Imam Nasai telah meriwayatkan berikut sanadnya melalui Ibnu Abbas yang telah
mengatakan bahwa Al-Qur'an diturunkan sekaligus ke langit yang paling bawah pada
malam Qadar. Kemudian diturunkan ke bumi selama dua puluh tahun. Kemudian
membaca: Tidaklah orang-orang kafir itu datang kepadamu (membawa)

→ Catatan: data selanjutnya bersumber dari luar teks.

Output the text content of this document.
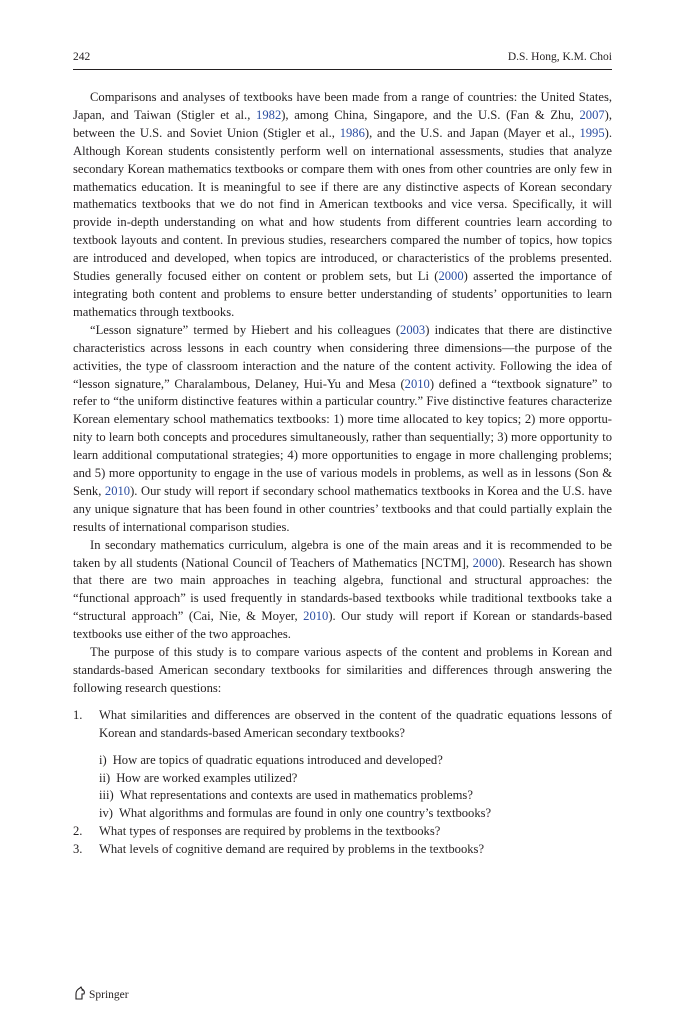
242	D.S. Hong, K.M. Choi

Comparisons and analyses of textbooks have been made from a range of countries: the United States, Japan, and Taiwan (Stigler et al., 1982), among China, Singapore, and the U.S. (Fan & Zhu, 2007), between the U.S. and Soviet Union (Stigler et al., 1986), and the U.S. and Japan (Mayer et al., 1995). Although Korean students consistently perform well on international assessments, studies that analyze secondary Korean mathematics textbooks or compare them with ones from other countries are only few in mathematics education. It is meaningful to see if there are any distinctive aspects of Korean secondary mathematics textbooks that we do not find in American textbooks and vice versa. Specifically, it will provide in-depth understanding on what and how students from different countries learn according to textbook layouts and content. In previous studies, researchers compared the number of topics, how topics are introduced and developed, when topics are introduced, or characteristics of the problems presented. Studies generally focused either on content or problem sets, but Li (2000) asserted the importance of integrating both content and problems to ensure better understanding of students’ opportunities to learn mathematics through textbooks.

“Lesson signature” termed by Hiebert and his colleagues (2003) indicates that there are distinctive characteristics across lessons in each country when considering three dimensions—the purpose of the activities, the type of classroom interaction and the nature of the content activity. Following the idea of “lesson signature,” Charalambous, Delaney, Hui-Yu and Mesa (2010) defined a “textbook signature” to refer to “the uniform distinctive features within a particular country.” Five distinctive features characterize Korean elementary school mathematics textbooks: 1) more time allocated to key topics; 2) more opportunity to learn both concepts and procedures simultaneously, rather than sequentially; 3) more opportunity to learn additional computational strategies; 4) more opportunities to engage in more challenging problems; and 5) more opportunity to engage in the use of various models in problems, as well as in lessons (Son & Senk, 2010). Our study will report if secondary school mathematics textbooks in Korea and the U.S. have any unique signature that has been found in other countries’ textbooks and that could partially explain the results of international comparison studies.

In secondary mathematics curriculum, algebra is one of the main areas and it is recommended to be taken by all students (National Council of Teachers of Mathematics [NCTM], 2000). Research has shown that there are two main approaches in teaching algebra, functional and structural approaches: the “functional approach” is used frequently in standards-based textbooks while traditional textbooks take a “structural approach” (Cai, Nie, & Moyer, 2010). Our study will report if Korean or standards-based textbooks use either of the two approaches.

The purpose of this study is to compare various aspects of the content and problems in Korean and standards-based American secondary textbooks for similarities and differences through answering the following research questions:

1. What similarities and differences are observed in the content of the quadratic equations lessons of Korean and standards-based American secondary textbooks?
i) How are topics of quadratic equations introduced and developed?
ii) How are worked examples utilized?
iii) What representations and contexts are used in mathematics problems?
iv) What algorithms and formulas are found in only one country’s textbooks?
2. What types of responses are required by problems in the textbooks?
3. What levels of cognitive demand are required by problems in the textbooks?
Springer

sesuatu yang ganjil, melainkan Kami datangkan kepadamu suatu yang benar dan
yang paling baik penjelasannya. (Al-Furqan: 33) Dan firman Allah Swt.:
Dan Al-Qur’an itu telah Kami turunkan dengan berangsur-angsur agar kamu
membacakannya perlahan-lahan kepada manusia dan Kami menurunkannya bagian demi
bagian. (Al-Isra: 106)
Kemudian Allah Swt. menceritakan tentang buruknya keadaan orang-orang kafir
di hari mereka dikembalikan kepada Allah, yaitu hari kiamat. Mereka digiring
masuk ke dalam neraka Jahanam dalam keadaan yang paling buruk dan rupa yang
paling jelek. Untuk itu Allah Swt. berfirman:
{الَّذِينَ
يُحْشَرُونَ عَلَى وُجُوهِهِمْ إِلَى جَهَنَّمَ أُولَئِكَ شَرٌّ مَكَانًا وَأَضَلُّ
سَبِيلا}
Orang-orang yang dihimpun ke neraka Jahanam dengan diseret atas muka-muka
mereka, mereka itulah orang yang paling buruk tempatnya dan paling sesat
jalannya. (Al-Furqan: 34)
Di dalam sebuah hadis sahih disebutkan melalui sahabat Anas yang telah
mengatakan bahwa ada seorang lelaki bertanya (kepada Rasul Saw.), "Wahai
Rasulullah, bagaimanakah orang kafir digiring masuk ke neraka Jahanam di atas
mukanya?" Rasulullah Saw. menjawab:
"إِنَّ
الَّذِي أَمْشَاهُ عَلَى رِجْلَيْهِ قَادِرٌ أَنْ يُمشِيَه عَلَى وَجْهِهِ يَوْمَ
الْقِيَامَةِ"
Sesungguhnya Tuhan yang membuatnya berjalan di atas kedua kakinya mampu
membuatnya berjalan di atas mukanya kelak di hari kiamat.
Hal yang sama telah dikatakan oleh Mujahid, Al-Hasan, Qatadah, dan
lain-lainnya yang bukan hanya seorang dari kalangan mufassirin.